Off-court, Jordan earned an estimated $3.8 billion (US$2.4 billion) pre-tax over his career, through brand deals with the likes of McDonald’s, Gatorade and Nike, according to Forbes. His latest yearly royalty check from the shoemaker alone raked in $411 million (US$260 million).
Jordan’s latest and most lucrative windfall, though, came when he sold his majority stake in an NBA team, the Charlotte Hornets, at an eye-watering $4.7 billion (US$3 billion) valuation.
It was the second highest sale price in league history and more than 17 times the team’s value when Jordan became its principal owner in 2010.
The sale, which was announced in August, brought Jordan’s net worth past $4.7 billion and made him the first ever professional athlete to make the Forbes 400, which catalogues the 400 richest people in the US.
“Michael’s one of the few people that has had success three times,” Ted Leonsis, who has worked with Jordan on multiple investments, told the publication.
“A lot of entrepreneurs, they make it once. They have a big win, take their winnings, retire and [we] never hear from them again, or they try something a second time and it doesn’t work. He’s had three mega successes (as a player, as an owner, and as the face behind Nike’s Air Jordan).”
“He was a brand before people discussed human beings being brands,” added Marc Ganis, president of the consulting firm Sportscorp.
“It wasn’t Michael Jordan promoting Gatorade, it was Gatorade saying: ‘Drink Gatorade to be more like Michael.’”
According to Forbes, only three professional athletes have reached billionaire status — first Jordan, in 2014, followed by LeBron James and Tiger Woods.

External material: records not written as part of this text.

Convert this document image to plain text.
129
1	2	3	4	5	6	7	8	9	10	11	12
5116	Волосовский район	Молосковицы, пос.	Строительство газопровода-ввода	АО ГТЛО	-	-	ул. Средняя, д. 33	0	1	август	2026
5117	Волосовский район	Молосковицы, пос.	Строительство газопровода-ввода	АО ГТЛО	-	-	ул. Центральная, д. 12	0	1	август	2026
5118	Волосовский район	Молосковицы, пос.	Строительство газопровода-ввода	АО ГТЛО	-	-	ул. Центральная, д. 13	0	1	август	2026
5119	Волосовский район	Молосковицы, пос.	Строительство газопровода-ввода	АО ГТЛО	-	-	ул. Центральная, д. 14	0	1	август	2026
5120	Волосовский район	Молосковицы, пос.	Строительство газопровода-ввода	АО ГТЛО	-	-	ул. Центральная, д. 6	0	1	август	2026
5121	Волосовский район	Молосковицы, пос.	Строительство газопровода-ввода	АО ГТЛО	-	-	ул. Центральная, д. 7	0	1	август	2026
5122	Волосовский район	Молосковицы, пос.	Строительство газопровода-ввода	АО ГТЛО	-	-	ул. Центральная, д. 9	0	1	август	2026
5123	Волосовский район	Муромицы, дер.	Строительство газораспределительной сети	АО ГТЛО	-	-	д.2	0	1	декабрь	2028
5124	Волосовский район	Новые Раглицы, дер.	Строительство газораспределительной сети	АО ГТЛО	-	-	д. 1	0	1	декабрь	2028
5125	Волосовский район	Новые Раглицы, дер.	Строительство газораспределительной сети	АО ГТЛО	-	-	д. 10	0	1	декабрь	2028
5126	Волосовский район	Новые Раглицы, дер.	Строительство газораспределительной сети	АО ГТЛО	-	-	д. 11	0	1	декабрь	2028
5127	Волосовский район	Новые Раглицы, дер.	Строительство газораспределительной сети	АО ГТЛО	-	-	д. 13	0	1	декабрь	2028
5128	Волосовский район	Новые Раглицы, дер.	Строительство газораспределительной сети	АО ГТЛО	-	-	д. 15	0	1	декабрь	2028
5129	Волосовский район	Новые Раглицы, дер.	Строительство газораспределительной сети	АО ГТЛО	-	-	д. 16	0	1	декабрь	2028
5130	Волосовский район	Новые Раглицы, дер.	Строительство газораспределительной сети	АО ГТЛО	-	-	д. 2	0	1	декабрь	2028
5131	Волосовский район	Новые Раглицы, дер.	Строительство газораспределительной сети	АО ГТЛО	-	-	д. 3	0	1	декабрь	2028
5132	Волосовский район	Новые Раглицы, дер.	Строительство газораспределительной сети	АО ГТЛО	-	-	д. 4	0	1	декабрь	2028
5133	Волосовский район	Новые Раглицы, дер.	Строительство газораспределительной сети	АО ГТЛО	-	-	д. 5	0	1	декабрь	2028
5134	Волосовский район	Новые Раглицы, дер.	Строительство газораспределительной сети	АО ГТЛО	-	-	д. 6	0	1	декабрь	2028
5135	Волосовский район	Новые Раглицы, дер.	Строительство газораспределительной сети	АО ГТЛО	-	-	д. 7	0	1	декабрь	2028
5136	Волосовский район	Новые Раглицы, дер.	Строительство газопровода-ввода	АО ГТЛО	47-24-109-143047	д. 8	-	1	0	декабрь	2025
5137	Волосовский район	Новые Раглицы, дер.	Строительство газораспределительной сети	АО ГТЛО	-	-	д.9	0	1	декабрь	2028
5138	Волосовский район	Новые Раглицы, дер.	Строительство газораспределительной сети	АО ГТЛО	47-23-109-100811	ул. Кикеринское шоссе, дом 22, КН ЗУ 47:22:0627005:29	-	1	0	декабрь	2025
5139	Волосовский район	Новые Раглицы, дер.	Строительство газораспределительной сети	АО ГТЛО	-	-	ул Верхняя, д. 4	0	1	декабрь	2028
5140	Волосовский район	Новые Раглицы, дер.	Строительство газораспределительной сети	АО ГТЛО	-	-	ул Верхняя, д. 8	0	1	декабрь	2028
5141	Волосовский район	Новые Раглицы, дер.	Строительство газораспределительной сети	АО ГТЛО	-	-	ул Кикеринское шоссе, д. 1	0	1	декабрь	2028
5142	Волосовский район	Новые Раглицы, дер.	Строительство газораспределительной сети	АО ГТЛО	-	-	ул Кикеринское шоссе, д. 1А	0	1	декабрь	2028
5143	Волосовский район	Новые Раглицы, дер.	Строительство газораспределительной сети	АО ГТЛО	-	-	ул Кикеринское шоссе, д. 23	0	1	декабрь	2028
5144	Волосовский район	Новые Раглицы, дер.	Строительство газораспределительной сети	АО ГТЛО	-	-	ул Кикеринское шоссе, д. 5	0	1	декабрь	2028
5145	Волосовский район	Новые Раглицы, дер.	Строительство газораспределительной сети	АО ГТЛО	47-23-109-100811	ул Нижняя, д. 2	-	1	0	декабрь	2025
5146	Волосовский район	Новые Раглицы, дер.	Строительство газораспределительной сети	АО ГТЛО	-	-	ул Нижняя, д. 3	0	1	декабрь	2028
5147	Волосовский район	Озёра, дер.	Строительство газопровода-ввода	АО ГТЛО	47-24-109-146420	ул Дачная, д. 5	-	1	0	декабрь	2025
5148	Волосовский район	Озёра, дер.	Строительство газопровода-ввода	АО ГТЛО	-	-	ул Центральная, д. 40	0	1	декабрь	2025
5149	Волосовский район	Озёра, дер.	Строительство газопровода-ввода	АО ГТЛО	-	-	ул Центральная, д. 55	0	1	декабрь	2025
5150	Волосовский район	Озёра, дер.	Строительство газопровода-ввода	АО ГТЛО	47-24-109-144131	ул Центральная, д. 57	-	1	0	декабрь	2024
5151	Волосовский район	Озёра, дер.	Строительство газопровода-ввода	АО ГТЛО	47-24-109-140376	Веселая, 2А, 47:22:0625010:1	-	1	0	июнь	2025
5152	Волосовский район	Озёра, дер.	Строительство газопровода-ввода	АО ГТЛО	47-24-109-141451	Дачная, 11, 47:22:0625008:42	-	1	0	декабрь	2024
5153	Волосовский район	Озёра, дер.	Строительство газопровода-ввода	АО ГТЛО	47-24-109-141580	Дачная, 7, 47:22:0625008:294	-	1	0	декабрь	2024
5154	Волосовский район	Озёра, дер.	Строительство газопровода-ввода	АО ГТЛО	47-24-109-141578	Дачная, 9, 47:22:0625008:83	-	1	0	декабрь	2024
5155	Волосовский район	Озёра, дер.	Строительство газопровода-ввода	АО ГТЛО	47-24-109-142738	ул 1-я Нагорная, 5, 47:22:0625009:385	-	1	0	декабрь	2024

Jordan retained a small stake in the Hornets, keeping him connected to the court, but many eyes are watching for what he’ll do next.
Over the years, he’s dabbled in a slew of business ventures, including car dealerships, restaurants, a tequila brand and equity investments.
But Leonsis expects his next challenge will come from NASCAR. In 2020, Jordan co-founded Cup Series team 23XI Racing with Joe Gibbs Racing driver Denny Hamlin.
“I bet you it’s going to end up being a great business for him too,” Leonsis said.
“It’s his competitiveness and desire to win.”